Jacob and I start meeting more frequently. At first, it’s innocent – coffee catch-ups, quick lunches during work breaks. But soon, we start seeking out more private places, places where we can talk freely without the prying eyes of friends or acquaintances.

Our conversations are deep and meaningful, filled with dreams, fears, and confessions. We talk about our pasts, our hopes for the future. We talk about our relationships – his past, my present – and how they’ve shaped us into the people we are today.

It’s during these conversations that I realize how much I’ve missed this – the intimacy, the connection. With my husband, conversations had turned into mundane discussions about bills, household chores, or what to have for dinner. The spark, the passion, had faded into a distant memory.

With Jacob, though, it’s different. He listens, truly listens, to what I have to say. He challenges me, makes me think, makes me feel alive in a way that I haven’t in years.

One day, during one of our meetups, Jacob takes my hand. His eyes are serious, his grip firm. “I can’t do this anymore,” he says, his voice barely a whisper.

A cold sense of dread washes over me. “Do what?” I ask, although I already know the answer.

“This,” he says, gesturing between us. “I can’t keep pretending that this is just friendship. I can’t keep pretending that I don’t want more.”

I’m silent for a moment, my mind racing. This is the moment of truth, the turning point. There’s no going back from here. “What are you saying, Jacob?”

He looks at me, his eyes filled with a mix of hope and fear. “I’m saying that I want more, if you want it too.”

My breath catches in my throat. I’ve been expecting this, but hearing the words out loud makes it all too real. But as I look into his eyes, I know there’s only one answer I can give.

“Yes, Jacob,” I say, my voice steady. “I want more too.”

“Yes, Jacob,” I say, my voice steady. “I want more too.”

There’s a moment of silence, a tangible pause in the air before Jacob pulls me into his arms, his lips meeting mine in a kiss that’s filled with years of pent-up longing and desire. It’s a kiss that seals our fate, a kiss that sets us down a path from which there’s no return.

We spend the night in Jacob’s apartment, a place I’ve been to many times but now feels different. There’s an intimacy in the air that wasn’t there before, a sense of belonging that makes my heart ache with a mixture of guilt and relief.

We make love, our bodies moving together in a rhythm that feels both new and familiar. It’s passionate, intense, and for the first time in a long time, I feel truly seen, truly desired.

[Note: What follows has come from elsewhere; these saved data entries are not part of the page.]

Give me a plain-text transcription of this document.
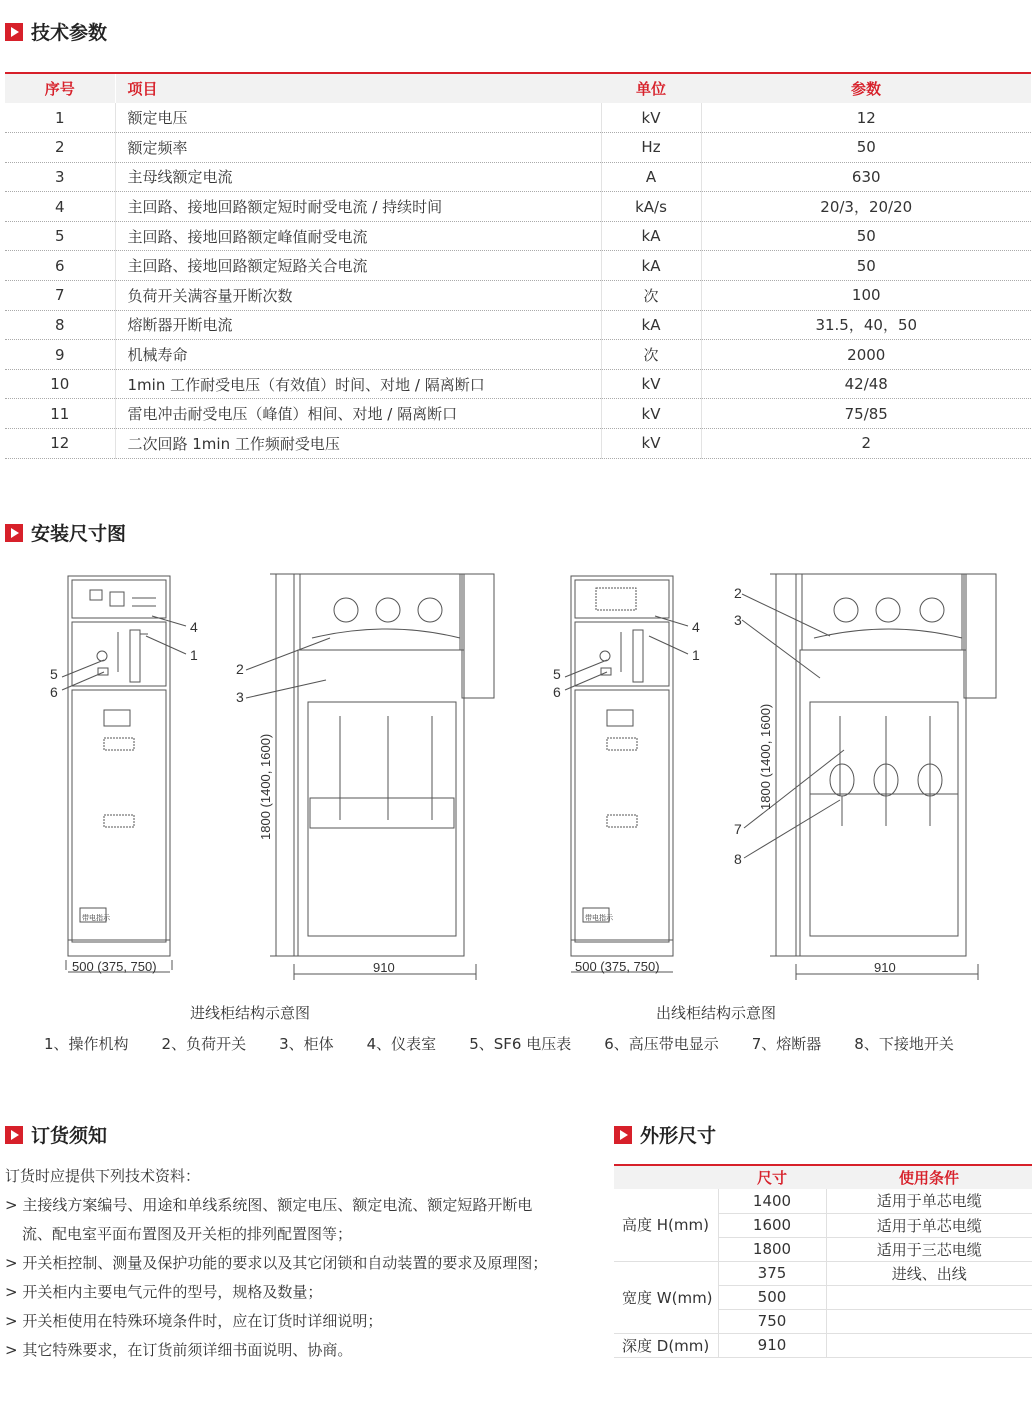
技术参数
序号	项目	单位	参数
1	额定电压	kV	12
2	额定频率	Hz	50
3	主母线额定电流	A	630
4	主回路、接地回路额定短时耐受电流 / 持续时间	kA/s	20/3，20/20
5	主回路、接地回路额定峰值耐受电流	kA	50
6	主回路、接地回路额定短路关合电流	kA	50
7	负荷开关满容量开断次数	次	100
8	熔断器开断电流	kA	31.5，40，50
9	机械寿命	次	2000
10	1min 工作耐受电压（有效值）时间、对地 / 隔离断口	kV	42/48
11	雷电冲击耐受电压（峰值）相间、对地 / 隔离断口	kV	75/85
12	二次回路 1min 工作频耐受电压	kV	2
安装尺寸图
4
1
5
6
2
3
4
1
5
6
2
3
7
8
500 (375, 750)	910	500 (375, 750)	910
1800 (1400, 1600)	1800 (1400, 1600)
带电指示	带电指示
进线柜结构示意图	出线柜结构示意图
1、操作机构 2、负荷开关 3、柜体 4、仪表室 5、SF6 电压表 6、高压带电显示 7、熔断器 8、下接地开关
订货须知

订货时应提供下列技术资料：

> 主接线方案编号、用途和单线系统图、额定电压、额定电流、额定短路开断电

流、配电室平面布置图及开关柜的排列配置图等；

> 开关柜控制、测量及保护功能的要求以及其它闭锁和自动装置的要求及原理图；

> 开关柜内主要电气元件的型号，规格及数量；

> 开关柜使用在特殊环境条件时，应在订货时详细说明；

> 其它特殊要求，在订货前须详细书面说明、协商。

外形尺寸
	尺寸	使用条件
高度 H(mm)	1400	适用于单芯电缆
	1600	适用于单芯电缆
	1800	适用于三芯电缆
宽度 W(mm)	375	进线、出线
	500	
	750	
深度 D(mm)	910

Afterwards, we lay in silence, our bodies entwined, the hum of the city outside a stark contrast to the quiet peace inside the apartment. Jacob’s fingers trace lazy patterns on my skin, and I can’t help but revel in the feeling of being here, with him.

Eventually, I know I have to make the call. I slip out of bed, pulling on one of Jacob’s shirts for some semblance of modesty. I find my phone on the coffee table, its screen lighting up with missed calls and messages. All from him.

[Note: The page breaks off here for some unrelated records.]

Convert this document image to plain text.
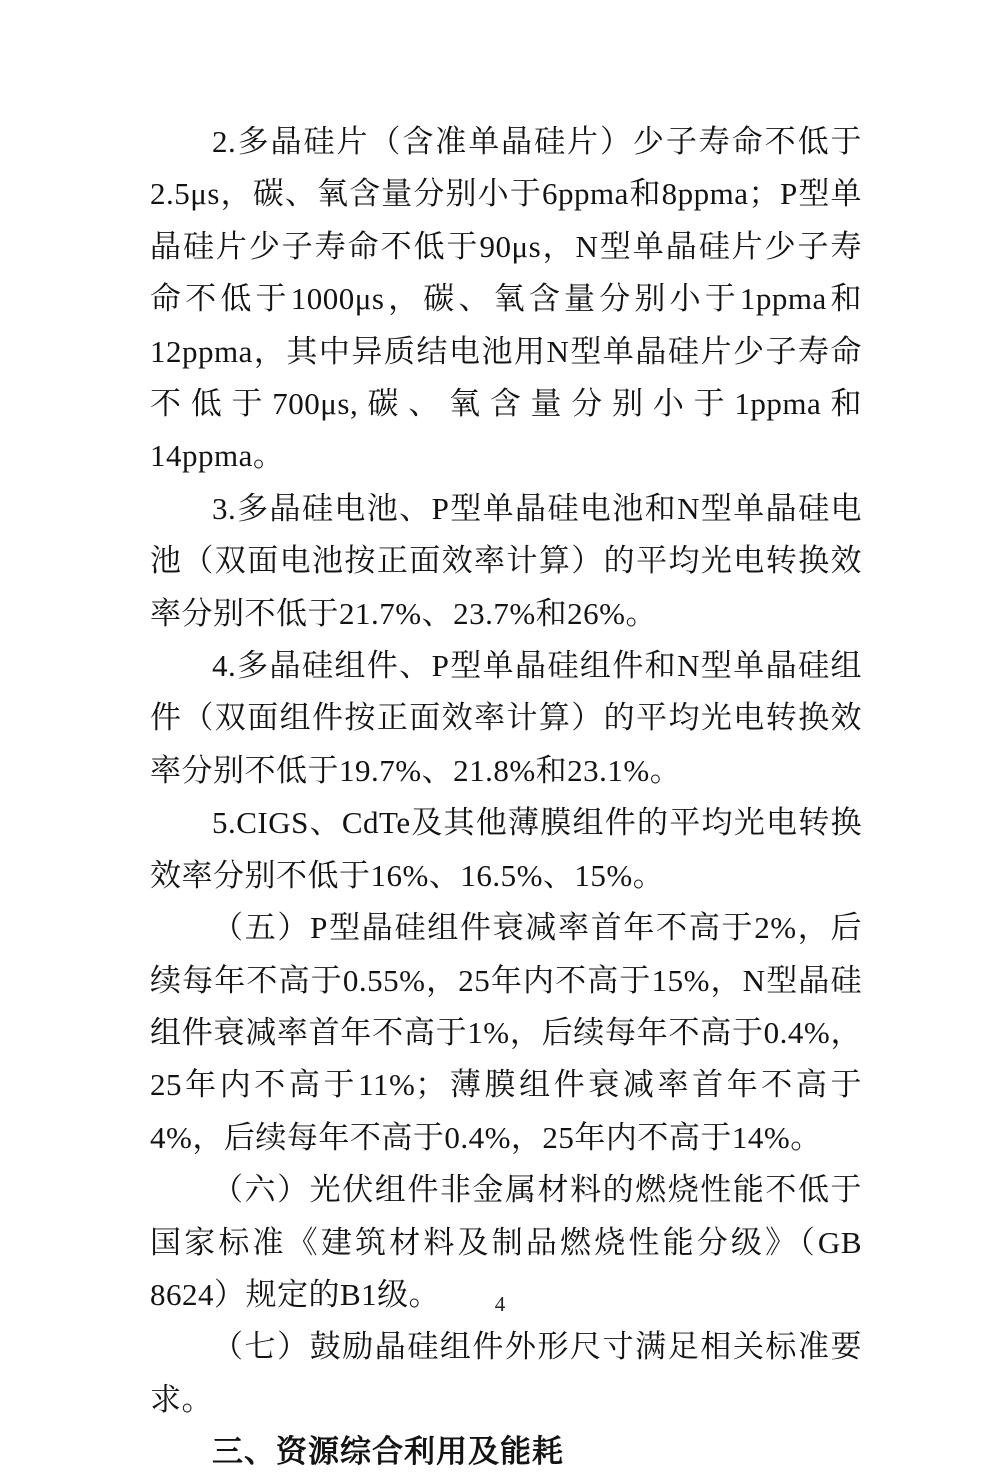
2.多晶硅片（含准单晶硅片）少子寿命不低于2.5μs，碳、氧含量分别小于6ppma和8ppma；P型单晶硅片少子寿命不低于90μs，N型单晶硅片少子寿命不低于1000μs，碳、氧含量分别小于1ppma和12ppma，其中异质结电池用N型单晶硅片少子寿命不低于700μs,碳、氧含量分别小于1ppma和14ppma。

3.多晶硅电池、P型单晶硅电池和N型单晶硅电池（双面电池按正面效率计算）的平均光电转换效率分别不低于21.7%、23.7%和26%。

4.多晶硅组件、P型单晶硅组件和N型单晶硅组件（双面组件按正面效率计算）的平均光电转换效率分别不低于19.7%、21.8%和23.1%。

5.CIGS、CdTe及其他薄膜组件的平均光电转换效率分别不低于16%、16.5%、15%。

（五）P型晶硅组件衰减率首年不高于2%，后续每年不高于0.55%，25年内不高于15%，N型晶硅组件衰减率首年不高于1%，后续每年不高于0.4%，25年内不高于11%；薄膜组件衰减率首年不高于4%，后续每年不高于0.4%，25年内不高于14%。

（六）光伏组件非金属材料的燃烧性能不低于国家标准《建筑材料及制品燃烧性能分级》（GB 8624）规定的B1级。

（七）鼓励晶硅组件外形尺寸满足相关标准要求。

三、资源综合利用及能耗
4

I take a deep breath, pressing the call button. The phone rings twice before he picks up. “Honey, is everything okay? You’re not home yet.”

I force a smile into my voice. “Hey, I’m at Tori’s. She’s having a rough time with Mark, needed a friend.”

There’s a pause, then a sigh of relief. “Okay, just… take care of yourself, alright? I love you.”

“I will,” I reply, my voice barely a whisper. “I love you too.”

As I end the call, I find Jacob watching me, his eyes filled with understanding. There’s no judgement, no accusations. Just acceptance. And in that moment, I realize that this is it. This is the path I’ve chosen. A path towards betrayal, towards a future filled with lies and deceit.

And the most terrifying part? I don’t care anymore. I’m ready to take the plunge, ready to face the consequences. Because for the first time in a long time, I feel alive. And I’m not willing to give that up, not for anyone.